Cameron ideolojisiz bir dünya istiyorsa, bu, kimseyi bir araya getirmeyen, tek tek kişilerin başkasını düşünmemesini sağlayan bir ideolojiyi savunduğu için. Sol ise halkı görmeyen, başkasını önemsemeyen, sadece kendi sesine ve eylemine layık gördüğü özel bir cemaat inşa etmeyi içine sindiriyor. Alevi bir genç, Maraş’ta ölen dedenin gençlerin halkı önemsemeyip çatışmayı bilerek körüklemesi sonucu öldüğünü yazıyor. Devlet solun bu huyunu bildiği için buralara yığınak yapıyor. O soldaki kibri ve dışsallığı politikleştirerek, egemen olmasını istiyor. Türkiye düzlemini eğiyor, bu tip unsurları kendi yatağına akıtıyor. Her yerde “ama Marksizm?” diyenler “başkası cehennemdir” diyen Sartre ile yol alıyorlar. Marksizmi ise ta lisede yazdığı, “başkaları için çalışmak lazım” diyen Marx isimli gencin ait olduğu kolektif mücadele dâhilinde aramak gerekiyor. Özel insanların özel zihinsel işlemlerinde değil.

Belirli bir sermaye ile önemsenmek ve değer bulmak isteyenler, o sermayeyi her daim muhafaza etmenin gerilimini yaşıyorlar. Buradan da yoksula, mazluma bazen acıyarak, bazen alay ederek, bazen de kızarak yaklaşıyorlar. Duygu örüntüleri ideolojiyi ve fikri belirliyor. Özellikle internet pratiği üzerinden tek tek birey olmaya ısındırılanlar duygu örüntülerini siyaset zannetmeye başlıyorlar. Oysa duygu örüntüleri belirli bir mesafenin kılıfından ibaret. Bilgi de mesafe alma meselesi ama onda mesafe devrimci, duyguda ise teslimiyetçi.

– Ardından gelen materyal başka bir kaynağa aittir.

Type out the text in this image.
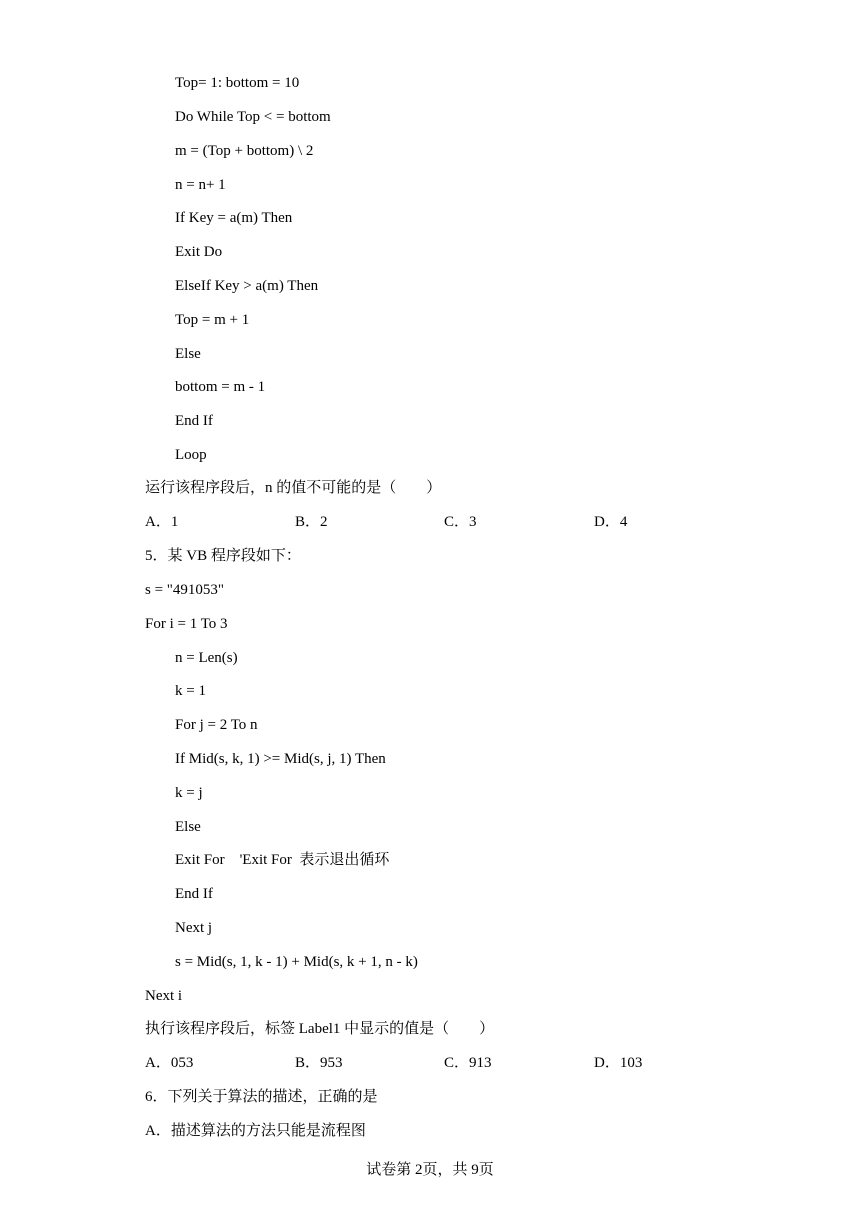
Top= 1: bottom = 10
Do While Top < = bottom
m = (Top + bottom) \ 2
n = n+ 1
If Key = a(m) Then
Exit Do
ElseIf Key > a(m) Then
Top = m + 1
Else
bottom = m - 1
End If
Loop
运行该程序段后，n 的值不可能的是（　　）
A．1	B．2	C．3	D．4
5．某 VB 程序段如下：
s = "491053"
For i = 1 To 3
n = Len(s)
k = 1
For j = 2 To n
If Mid(s, k, 1) >= Mid(s, j, 1) Then
k = j
Else
Exit For　'Exit For  表示退出循环
End If
Next j
s = Mid(s, 1, k - 1) + Mid(s, k + 1, n - k)
Next i
执行该程序段后，标签 Label1 中显示的值是（　　）
A．053	B．953	C．913	D．103
6．下列关于算法的描述，正确的是
A．描述算法的方法只能是流程图
试卷第 2页，共 9页
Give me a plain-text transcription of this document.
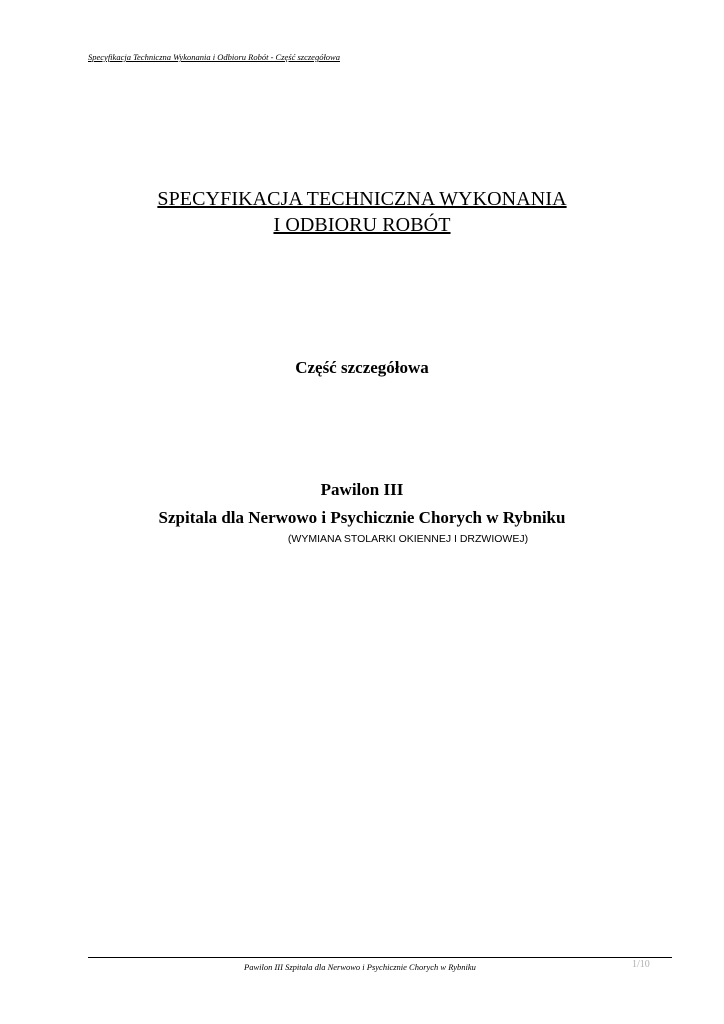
Specyfikacja Techniczna Wykonania i Odbioru Robót - Część szczegółowa
SPECYFIKACJA TECHNICZNA WYKONANIA
I ODBIORU ROBÓT
Część szczegółowa
Pawilon III
Szpitala dla Nerwowo i Psychicznie Chorych w Rybniku
(WYMIANA STOLARKI OKIENNEJ I DRZWIOWEJ)
Pawilon III Szpitala dla Nerwowo i Psychicznie Chorych w Rybniku	1/10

Bugün batıdan kulağa boca edilen teoriler, büyük ölçüde 1968 döneminin artçı sarsıntıları. Bu dönemin kimi isimleri dillerinin altındaki baklayı çıkartıyorlar: “Bizim asıl amacımız Sovyetler’i yıkmaktı. Sovyetler’e ve onun alanına da uyuşturucu ve seks dışında başka bir araçla girmek mümkün değildi.” Özellikle Gezi’den sonra içkinin de parçası olduğu uyuşturucunun ve seksin, AKP koşullarında, politik ve dolayısıyla yüce bir şey oldukları söyleniyor. Müslümanlara “bizim gibi eğlenemiyorlar, bizim gibi sevişemiyorlar, o yüzden böyleler” deniliyor. Bunlar ta seksenlerden beri “Sovyetler gidici, onun yerini İslamcılar alacak” diyen batı kontrgerilla ve istihbarat belgelerindeki akılla uyumlu.

Süreçte “şu Sovyetler belasından kurtulsak, iktidar oluruz” diyen kimi solcular iflah olmadığı gibi, “şu İslam’dan kurtulsak, acayip yol alırız” diyenlere de felah yüzü gösterilmeyecek. Şeytanla yürütülen pazarlık, kendine layık olan özel kitle teşkil etme merakı ve sadece kendi öznelliğini tanıma vesvesesi bir yol açmayacak. Devlete ve sermayeye karşı mücadele, sol denilen yapının harcındaki devlete ait çimento, sermayeye ait suyla mücadele olmaksızın boştur.

Eren Balkır
6 Nisan 2016

Dipnot:
[1] Asım Kureyşi, “Terör, İdeoloji ve Korku”, 25 Mart 2016, İştirakî.